Гости сидели с побледневшими лицами. Костевич напряженно постукивал пальцами по столу, у Федоровой дрожали плечи.
— Возражений нет, — продолжил Орловский и повернулся к Гельмуту. — Итак, дружище, расскажите мне, зачем вы едете на станцию Калинова Яма?
Гельмут отвечал глухо, будто слыша собственные слова со стороны.
— Мне надо встретиться со связным, чтобы он отдал мне шифр и радиопередатчик.
Орловский рассмеялся.
— Это неправильный ответ. Вы едете на станцию Калинова Яма, чтобы проснуться, — он повернулся к остальным гостям. — Вы все проиграли.
Все произошло за десять секунд.
Орловский выхватил из кобуры пистолет и, почти не целясь, выстрелил в лоб Костевичу.

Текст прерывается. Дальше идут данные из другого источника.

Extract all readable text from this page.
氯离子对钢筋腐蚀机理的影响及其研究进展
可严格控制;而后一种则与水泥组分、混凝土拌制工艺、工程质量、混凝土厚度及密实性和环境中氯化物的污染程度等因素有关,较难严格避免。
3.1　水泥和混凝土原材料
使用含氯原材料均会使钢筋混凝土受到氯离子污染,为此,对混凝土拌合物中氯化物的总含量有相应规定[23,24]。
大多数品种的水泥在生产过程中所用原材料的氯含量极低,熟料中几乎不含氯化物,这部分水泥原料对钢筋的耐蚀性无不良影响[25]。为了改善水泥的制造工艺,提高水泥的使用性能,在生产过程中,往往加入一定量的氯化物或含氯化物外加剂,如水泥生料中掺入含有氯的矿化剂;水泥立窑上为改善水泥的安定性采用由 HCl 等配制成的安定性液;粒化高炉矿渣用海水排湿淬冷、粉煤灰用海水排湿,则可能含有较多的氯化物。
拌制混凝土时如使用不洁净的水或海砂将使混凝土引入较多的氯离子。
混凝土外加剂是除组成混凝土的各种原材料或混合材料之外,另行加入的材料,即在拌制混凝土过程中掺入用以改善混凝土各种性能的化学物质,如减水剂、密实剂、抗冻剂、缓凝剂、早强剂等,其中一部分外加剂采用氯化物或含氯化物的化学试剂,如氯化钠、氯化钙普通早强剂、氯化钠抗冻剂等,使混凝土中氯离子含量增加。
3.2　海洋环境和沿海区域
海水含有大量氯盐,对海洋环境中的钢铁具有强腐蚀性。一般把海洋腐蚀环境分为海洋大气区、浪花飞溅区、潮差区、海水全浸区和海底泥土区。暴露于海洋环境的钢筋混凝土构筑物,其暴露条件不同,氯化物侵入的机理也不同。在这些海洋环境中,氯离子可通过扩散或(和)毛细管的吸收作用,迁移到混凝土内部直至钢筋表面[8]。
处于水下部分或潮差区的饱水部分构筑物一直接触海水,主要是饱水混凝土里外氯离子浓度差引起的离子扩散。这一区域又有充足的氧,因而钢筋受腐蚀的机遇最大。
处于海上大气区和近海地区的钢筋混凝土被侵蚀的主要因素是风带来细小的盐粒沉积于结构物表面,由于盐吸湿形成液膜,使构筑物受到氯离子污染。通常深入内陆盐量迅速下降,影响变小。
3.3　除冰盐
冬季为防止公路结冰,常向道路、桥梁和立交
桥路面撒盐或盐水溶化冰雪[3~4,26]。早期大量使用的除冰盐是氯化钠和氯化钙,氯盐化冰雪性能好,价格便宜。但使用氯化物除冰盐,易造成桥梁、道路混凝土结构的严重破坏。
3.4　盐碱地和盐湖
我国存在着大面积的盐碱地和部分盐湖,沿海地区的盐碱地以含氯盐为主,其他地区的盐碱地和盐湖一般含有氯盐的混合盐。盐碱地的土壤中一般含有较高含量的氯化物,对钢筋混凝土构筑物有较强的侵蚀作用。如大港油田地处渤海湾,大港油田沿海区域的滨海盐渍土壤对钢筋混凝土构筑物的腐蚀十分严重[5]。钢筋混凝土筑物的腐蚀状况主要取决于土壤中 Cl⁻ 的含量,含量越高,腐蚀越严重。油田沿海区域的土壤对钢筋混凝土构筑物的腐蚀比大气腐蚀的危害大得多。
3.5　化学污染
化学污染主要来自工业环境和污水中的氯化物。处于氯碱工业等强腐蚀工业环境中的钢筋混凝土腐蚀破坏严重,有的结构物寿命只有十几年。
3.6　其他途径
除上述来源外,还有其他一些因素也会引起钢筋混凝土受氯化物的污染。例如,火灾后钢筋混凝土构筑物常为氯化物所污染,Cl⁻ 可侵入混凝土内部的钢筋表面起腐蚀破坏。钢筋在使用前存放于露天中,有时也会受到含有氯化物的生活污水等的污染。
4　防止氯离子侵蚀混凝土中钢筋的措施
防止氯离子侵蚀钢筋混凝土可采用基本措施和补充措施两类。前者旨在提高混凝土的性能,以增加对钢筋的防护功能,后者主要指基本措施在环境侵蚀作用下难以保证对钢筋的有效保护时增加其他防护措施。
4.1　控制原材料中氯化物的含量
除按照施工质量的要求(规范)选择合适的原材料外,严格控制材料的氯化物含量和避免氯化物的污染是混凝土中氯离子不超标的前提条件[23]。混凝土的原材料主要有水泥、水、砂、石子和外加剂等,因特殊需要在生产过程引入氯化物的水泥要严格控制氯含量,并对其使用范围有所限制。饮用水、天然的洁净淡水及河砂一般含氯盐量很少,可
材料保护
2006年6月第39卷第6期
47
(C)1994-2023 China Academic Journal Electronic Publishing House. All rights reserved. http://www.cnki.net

Тот откинулся на спинку дивана, на лице его застыло удивление. Сальгадо, вытащив из кармана пиджака револьвер, сделал два выстрела в Федорову: пули пробили шею и грудь, она рухнула со стула на пол, дергаясь в конвульсиях. Орловский выстрелил в грудь Шишкину и выпустил две пули по Седаковой, Сальгадо попал прямиком между глаз Варенцову. Грейфе в ужасе попытался вскочить из-за стола, но Орловский выстрелил в него три раза, и он завалился на подоконник, неуклюже вскинув руки. Лампрехт отшатнулся от стола и потянулся к карману, но Сальгадо дважды выстрелил ему в живот: он скорчился и рухнул на пол. Юнгханс с растерянным лицом попытался закрыть голову руками, Сальгадо и Орловский выстрелили в него почти одновременно.
В воздухе пахло кровью и порохом. Вокруг стола лежали девять тел в неестественных позах, по паркету растекались темно-красные лужицы.

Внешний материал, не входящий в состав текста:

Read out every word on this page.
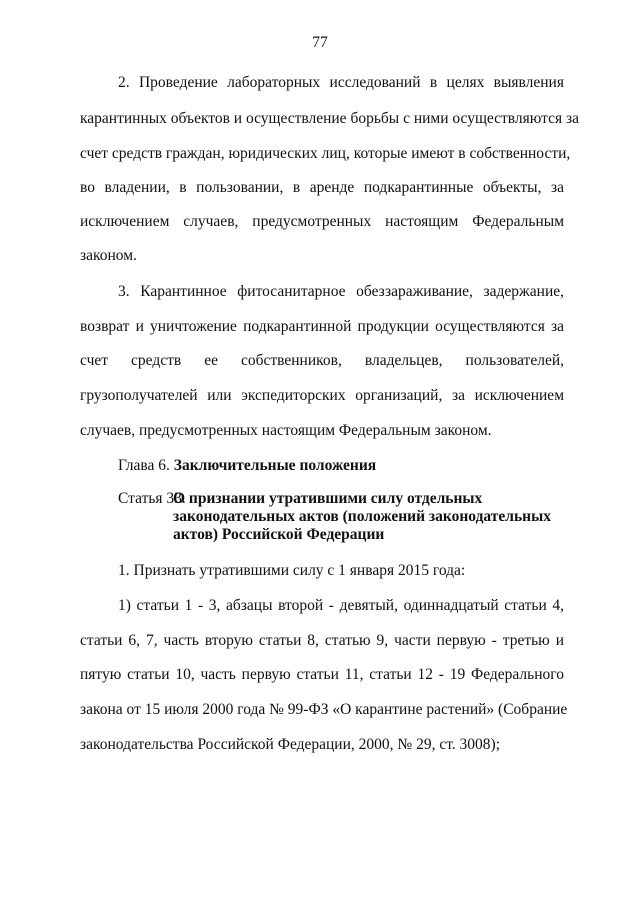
77
2. Проведение лабораторных исследований в целях выявления
карантинных объектов и осуществление борьбы с ними осуществляются за
счет средств граждан, юридических лиц, которые имеют в собственности,
во владении, в пользовании, в аренде подкарантинные объекты, за
исключением случаев, предусмотренных настоящим Федеральным
законом.
3. Карантинное фитосанитарное обеззараживание, задержание,
возврат и уничтожение подкарантинной продукции осуществляются за
счет средств ее собственников, владельцев, пользователей,
грузополучателей или экспедиторских организаций, за исключением
случаев, предусмотренных настоящим Федеральным законом.
Глава 6. Заключительные положения
Статья 33.
О признании утратившими силу отдельных
законодательных актов (положений законодательных
актов) Российской Федерации
1. Признать утратившими силу с 1 января 2015 года:
1) статьи 1 - 3, абзацы второй - девятый, одиннадцатый статьи 4,
статьи 6, 7, часть вторую статьи 8, статью 9, части первую - третью и
пятую статьи 10, часть первую статьи 11, статьи 12 - 19 Федерального
закона от 15 июля 2000 года № 99-ФЗ «О карантине растений» (Собрание
законодательства Российской Федерации, 2000, № 29, ст. 3008);
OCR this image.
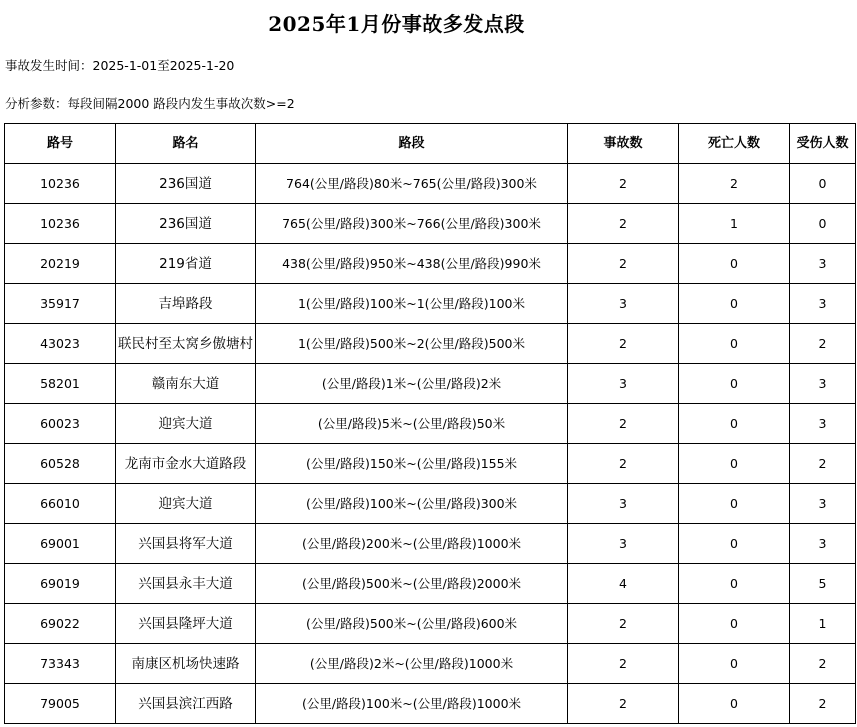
2025年1月份事故多发点段
事故发生时间：2025-1-01至2025-1-20
分析参数：每段间隔2000 路段内发生事故次数>=2
路号	路名	路段	事故数	死亡人数	受伤人数
10236	236国道	764(公里/路段)80米~765(公里/路段)300米	2	2	0
10236	236国道	765(公里/路段)300米~766(公里/路段)300米	2	1	0
20219	219省道	438(公里/路段)950米~438(公里/路段)990米	2	0	3
35917	吉埠路段	1(公里/路段)100米~1(公里/路段)100米	3	0	3
43023	联民村至太窝乡傲塘村	1(公里/路段)500米~2(公里/路段)500米	2	0	2
58201	赣南东大道	(公里/路段)1米~(公里/路段)2米	3	0	3
60023	迎宾大道	(公里/路段)5米~(公里/路段)50米	2	0	3
60528	龙南市金水大道路段	(公里/路段)150米~(公里/路段)155米	2	0	2
66010	迎宾大道	(公里/路段)100米~(公里/路段)300米	3	0	3
69001	兴国县将军大道	(公里/路段)200米~(公里/路段)1000米	3	0	3
69019	兴国县永丰大道	(公里/路段)500米~(公里/路段)2000米	4	0	5
69022	兴国县隆坪大道	(公里/路段)500米~(公里/路段)600米	2	0	1
73343	南康区机场快速路	(公里/路段)2米~(公里/路段)1000米	2	0	2
79005	兴国县滨江西路	(公里/路段)100米~(公里/路段)1000米	2	0	2
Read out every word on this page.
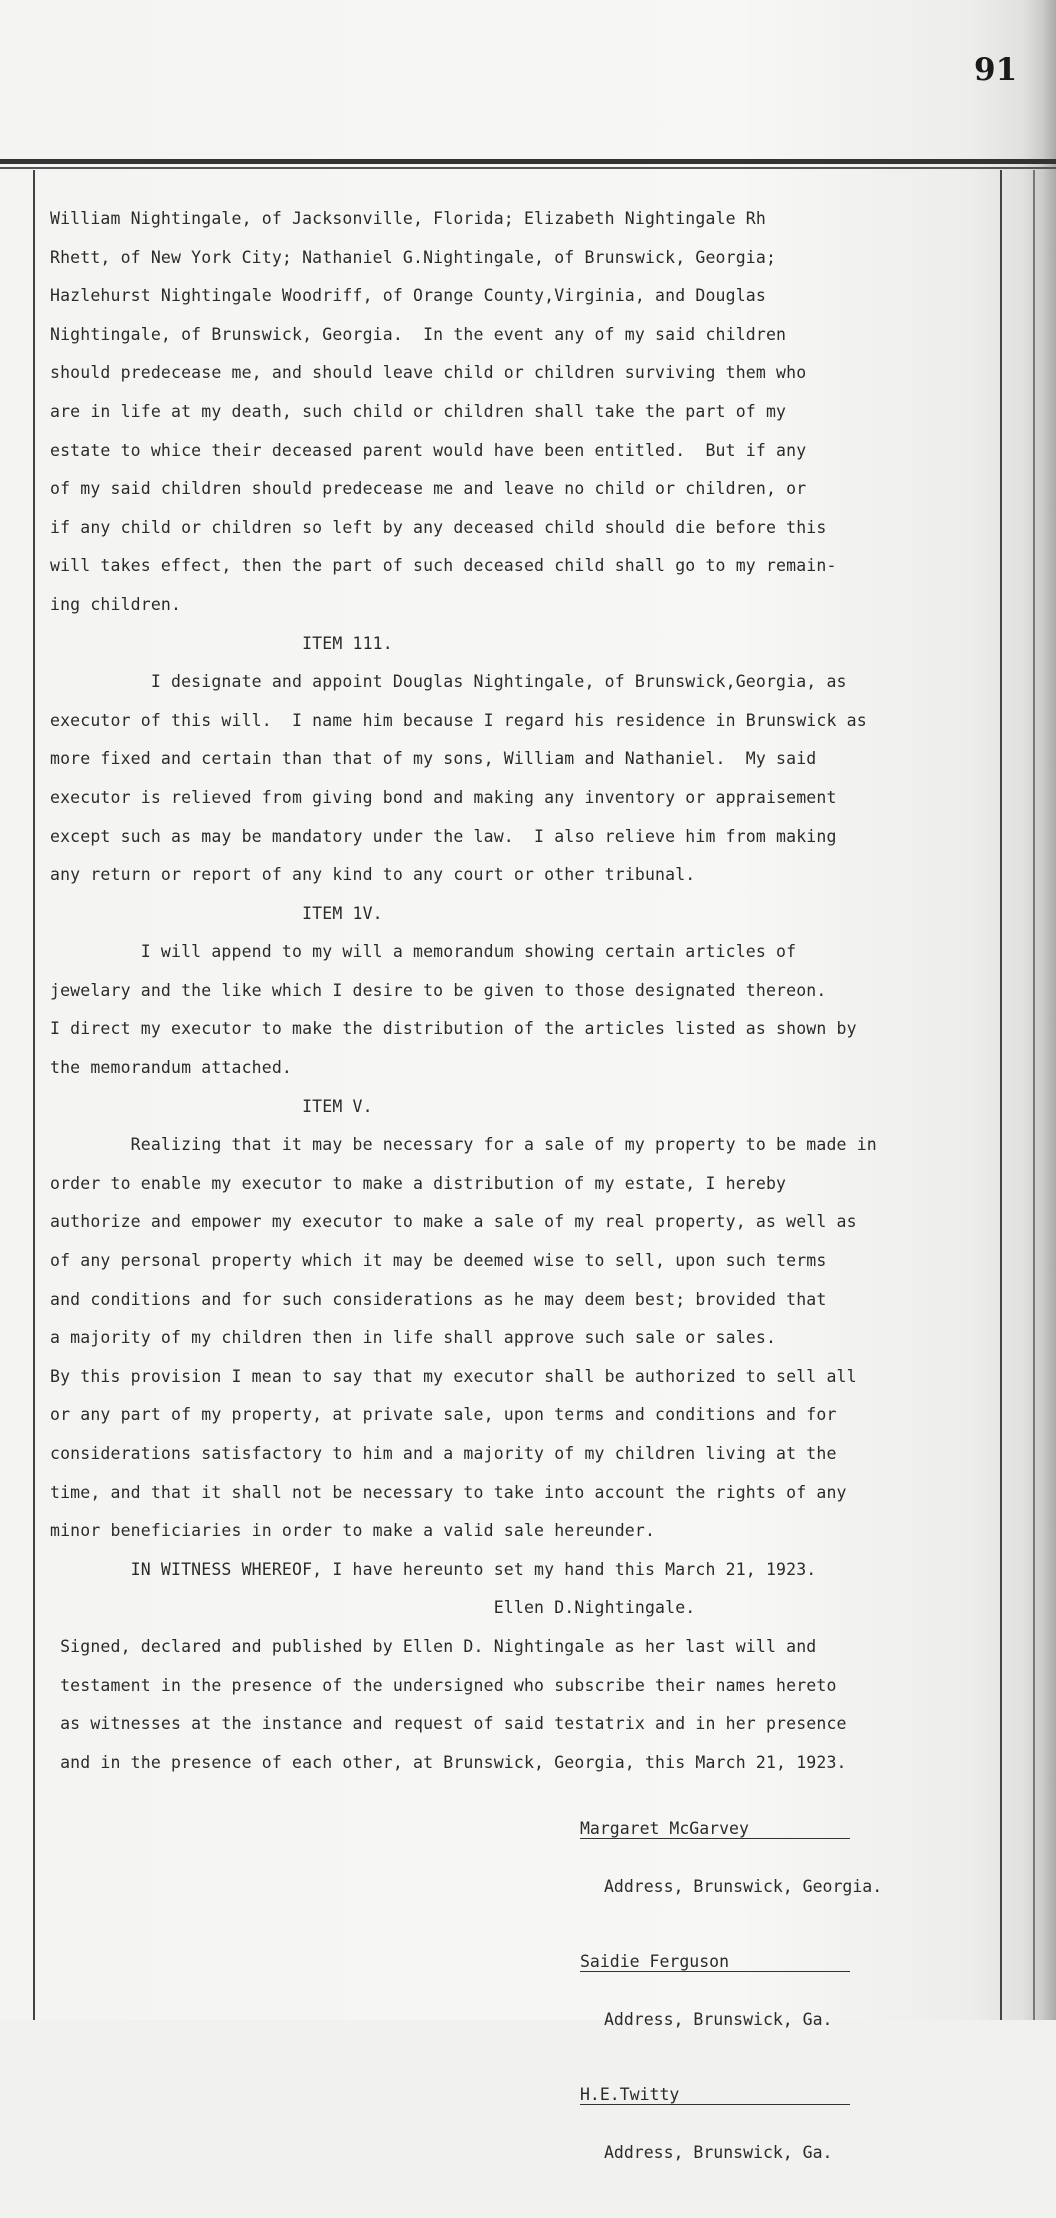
91
William Nightingale, of Jacksonville, Florida; Elizabeth Nightingale Rh
Rhett, of New York City; Nathaniel G.Nightingale, of Brunswick, Georgia;
Hazlehurst Nightingale Woodriff, of Orange County,Virginia, and Douglas
Nightingale, of Brunswick, Georgia.  In the event any of my said children
should predecease me, and should leave child or children surviving them who
are in life at my death, such child or children shall take the part of my
estate to whice their deceased parent would have been entitled.  But if any
of my said children should predecease me and leave no child or children, or
if any child or children so left by any deceased child should die before this
will takes effect, then the part of such deceased child shall go to my remain-
ing children.
ITEM 111.
I designate and appoint Douglas Nightingale, of Brunswick,Georgia, as
executor of this will.  I name him because I regard his residence in Brunswick as
more fixed and certain than that of my sons, William and Nathaniel.  My said
executor is relieved from giving bond and making any inventory or appraisement
except such as may be mandatory under the law.  I also relieve him from making
any return or report of any kind to any court or other tribunal.
ITEM 1V.
I will append to my will a memorandum showing certain articles of
jewelary and the like which I desire to be given to those designated thereon.
I direct my executor to make the distribution of the articles listed as shown by
the memorandum attached.
ITEM V.
Realizing that it may be necessary for a sale of my property to be made in
order to enable my executor to make a distribution of my estate, I hereby
authorize and empower my executor to make a sale of my real property, as well as
of any personal property which it may be deemed wise to sell, upon such terms
and conditions and for such considerations as he may deem best; brovided that
a majority of my children then in life shall approve such sale or sales.
By this provision I mean to say that my executor shall be authorized to sell all
or any part of my property, at private sale, upon terms and conditions and for
considerations satisfactory to him and a majority of my children living at the
time, and that it shall not be necessary to take into account the rights of any
minor beneficiaries in order to make a valid sale hereunder.
IN WITNESS WHEREOF, I have hereunto set my hand this March 21, 1923.
Ellen D.Nightingale.
Signed, declared and published by Ellen D. Nightingale as her last will and
testament in the presence of the undersigned who subscribe their names hereto
as witnesses at the instance and request of said testatrix and in her presence
and in the presence of each other, at Brunswick, Georgia, this March 21, 1923.

Margaret McGarvey

Address, Brunswick, Georgia.

Saidie Ferguson

Address, Brunswick, Ga.

H.E.Twitty

Address, Brunswick, Ga.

Орловский сменил обойму в пистолете и обошел гостей, сделав каждому контрольный выстрел в затылок.
Гельмут шагнул назад и наткнулся на закрытую дверь кухни.

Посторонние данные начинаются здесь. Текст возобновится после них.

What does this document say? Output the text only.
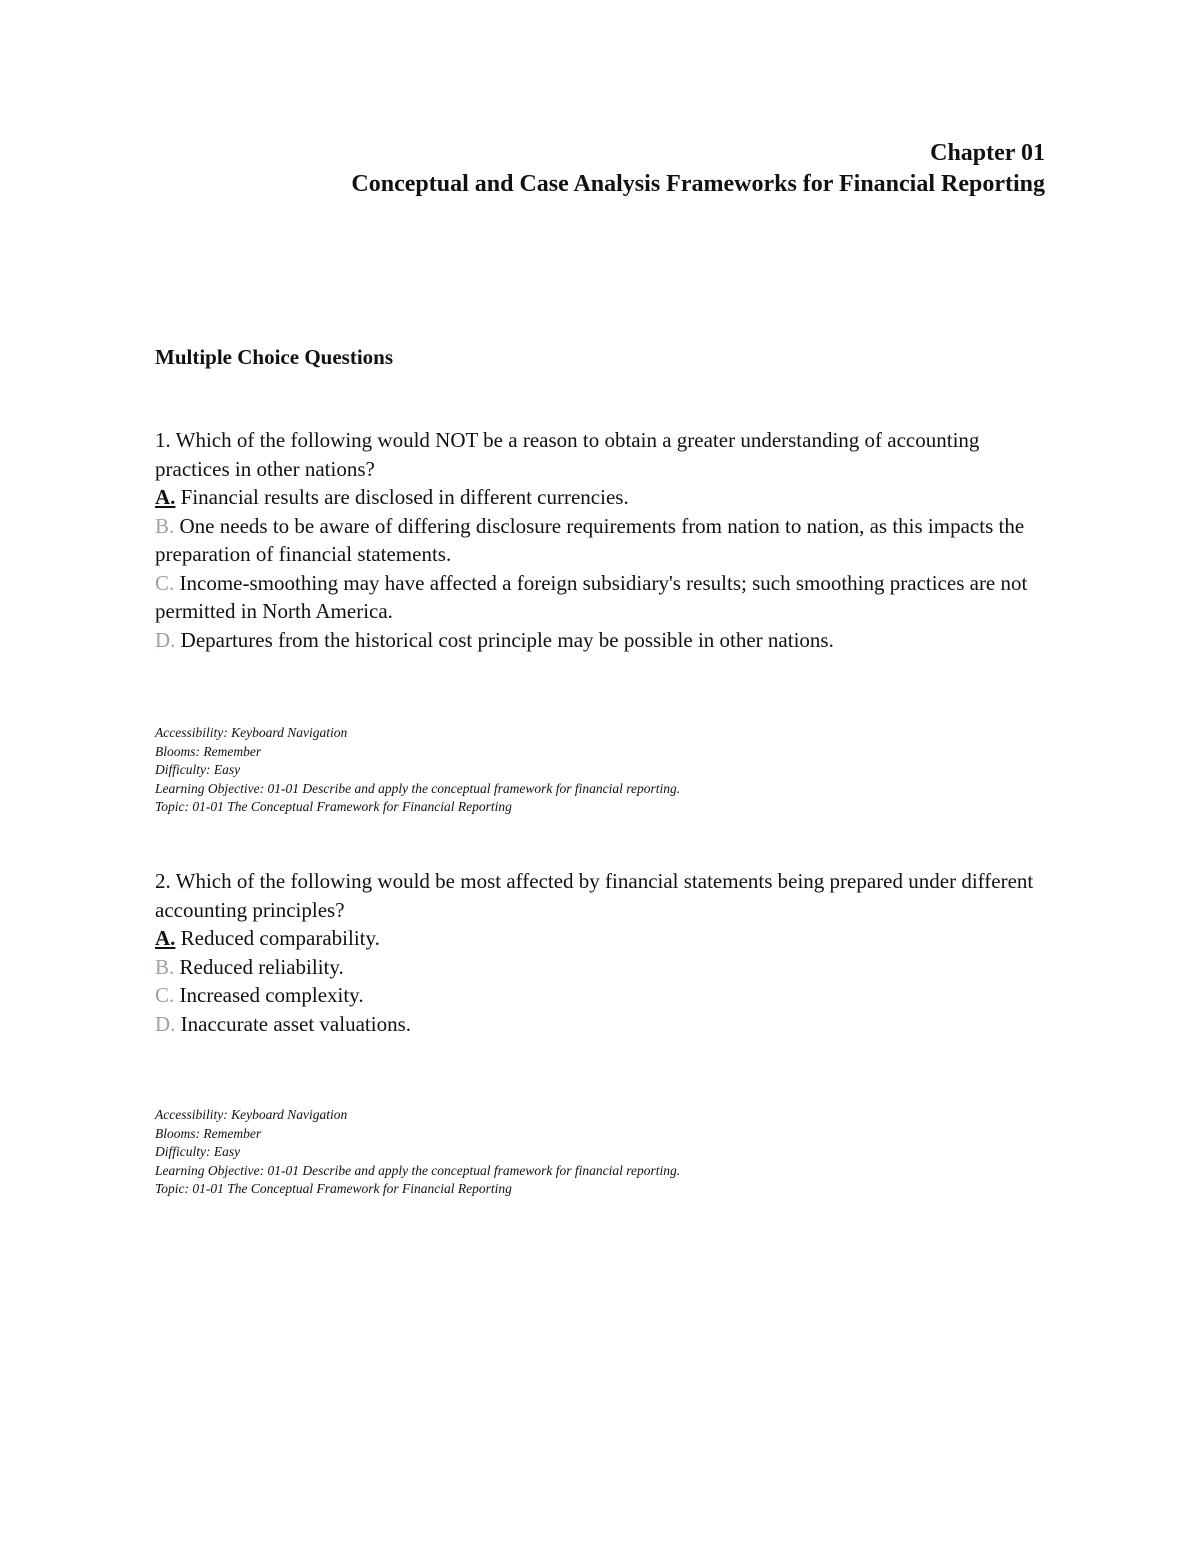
Chapter 01
Conceptual and Case Analysis Frameworks for Financial Reporting
Multiple Choice Questions

1. Which of the following would NOT be a reason to obtain a greater understanding of accounting practices in other nations?

A. Financial results are disclosed in different currencies.
B. One needs to be aware of differing disclosure requirements from nation to nation, as this impacts the preparation of financial statements.
C. Income-smoothing may have affected a foreign subsidiary's results; such smoothing practices are not permitted in North America.
D. Departures from the historical cost principle may be possible in other nations.

Accessibility: Keyboard Navigation

Blooms: Remember

Difficulty: Easy

Learning Objective: 01-01 Describe and apply the conceptual framework for financial reporting.

Topic: 01-01 The Conceptual Framework for Financial Reporting

2. Which of the following would be most affected by financial statements being prepared under different accounting principles?

A. Reduced comparability.
B. Reduced reliability.
C. Increased complexity.
D. Inaccurate asset valuations.

Accessibility: Keyboard Navigation

Blooms: Remember

Difficulty: Easy

Learning Objective: 01-01 Describe and apply the conceptual framework for financial reporting.

Topic: 01-01 The Conceptual Framework for Financial Reporting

— Это вы убили их, Лаубе, — сказал Орловский, убирая пистолет в кобуру.
— Надо было всего лишь правильно ответить на вопрос, — добавил Сальгадо. — Вообще, зачем вы их разбудили? Сами разбудили их, сами позвали нас. Что за глупостями занимаетесь?
— Я вас не звал, — сказал Гельмут.
Орловский взял стул, небрежно переставил его спинкой вперед и расселся, широко расставив ноги.
— Еще как звали, — ответил он. — Вы думали, что спрячетесь от нас в Спящем доме? Вы серьезно так думали?
— Бросьте это дело, Лаубе, — сказал Сальгадо. — Вы не спрячетесь от нас нигде. И не убьете черноту. И никогда не увидите, как расцветает болотное сердце.
— Увижу, — пробормотал Гельмут.
Оба рассмеялись.
— Никогда, — сказал Орловский.
— Никогда, — повторил Сальгадо.
— Что вам от меня нужно? — спросил Гельмут, почувствовав вдруг, как дрожит его голос.
— Сами знаете, — ответил Орловский.
Сальгадо вместо ответа подмигнул ему единственным глазом, и выглядело это чудовищно.
— Вам нужен не только мой глаз, — неожиданно твердым для себя голосом сказал Гельмут. — Вам нужен я. Целиком.
Сальгадо и Орловский переглянулись.
— Настоящий разведчик, — сказал Орловский. — Догадливый. Но начнем, пожалуй, с глаза.
— Вы ничего не получите. Потому что я ничего не отдам, — ответил Гельмут.
— А кто-то сказал, что мы будем просить? — ухмыльнулся Сальгадо. — Мы просто возьмем. Потому что это наше.
— Нет. Я не ваш. И никогда не буду вашим.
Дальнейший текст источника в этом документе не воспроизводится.